Figure 2.

Nbs1 deficiency inhibits neuronal migration. (A) Brain sections of P16 mice electroporated with indicating GFP-shRNA vectors at E15.5 are shown. GFP-shLuc targeting luciferase is control and GFP-shNbs1#1 or shNbs1#2 targets Nbs1. (B) The brain cortex from (A) was equally divided into ten segments and the percentage of GFP+ cells from each segment quantified based on three to five sections from each of three (N) animals of each condition (right). Data are Mean ± SEM. Two-way ANOVA with Holm-Sidak's multiple comparison test was used for statistical analysis. *P < 0.05; **P < 0.01; ***P < 0.001; n.s. = not significant. (C) Cortical sections were imaged after staining with CUX1, a marker for recently born neurons. The right panels are enlargements of the indicated areas of shNbs1 images.
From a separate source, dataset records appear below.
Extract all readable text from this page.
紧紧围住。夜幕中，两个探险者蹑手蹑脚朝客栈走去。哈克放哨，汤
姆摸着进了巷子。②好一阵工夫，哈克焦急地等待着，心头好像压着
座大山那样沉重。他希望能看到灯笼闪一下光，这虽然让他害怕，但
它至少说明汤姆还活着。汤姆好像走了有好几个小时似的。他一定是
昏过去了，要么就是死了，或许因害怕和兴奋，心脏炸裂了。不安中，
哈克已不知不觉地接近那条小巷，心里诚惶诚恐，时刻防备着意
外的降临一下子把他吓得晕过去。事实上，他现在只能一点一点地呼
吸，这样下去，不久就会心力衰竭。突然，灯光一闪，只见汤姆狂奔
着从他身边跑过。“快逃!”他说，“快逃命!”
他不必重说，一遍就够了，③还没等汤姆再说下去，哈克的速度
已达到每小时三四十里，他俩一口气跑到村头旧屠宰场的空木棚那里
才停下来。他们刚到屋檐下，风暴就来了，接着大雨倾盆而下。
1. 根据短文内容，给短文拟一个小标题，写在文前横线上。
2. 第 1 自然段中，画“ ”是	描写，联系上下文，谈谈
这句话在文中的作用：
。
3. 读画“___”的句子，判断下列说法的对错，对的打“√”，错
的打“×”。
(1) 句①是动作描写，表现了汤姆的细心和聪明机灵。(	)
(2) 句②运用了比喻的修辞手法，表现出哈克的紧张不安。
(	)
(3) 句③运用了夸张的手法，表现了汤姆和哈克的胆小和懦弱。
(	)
Arrows indicate GFP+CUX1+ cells. (D) The layers V and VI of the cortex (C) are shown after staining with CUX1 and early-born neuronal marker Ctip2. Arrowheads indicate GFP+CUX1+Ctip2– cells. (E) In vitro transwell migration of Neuo2A cells after co-transfection with shLuc or shNbs1 together with GFP-empty vector (EV) or GFP-shNbs1-resistant Nbs1 (rsNbs1) vector. The migratory activity was analyzed 24 h after plating on the membrane. Data are Mean ± SEM of minimum three independent experiments. Statistical analysis was performed using Two-way ANOVA followed by Tukey's post-hoc test. ***P < 0.001. (F) Transwell migration assay of primary neurons from E17.5 cortex of embryos that were electroporated with indicated shRNA expression vectors at E15.5. The migratory activity was calculated as GFP+, or GFP and NeuN double-positive (GFP+NeuN+) cells among the number of DAPI positive cells counted (n). Data are mean ± SEM of at least three embryos. Statistical analysis was performed using two-way ANOVA followed by Tukey's post-hoc test. *P < 0.05, **P < 0.01, ***P < 0.001.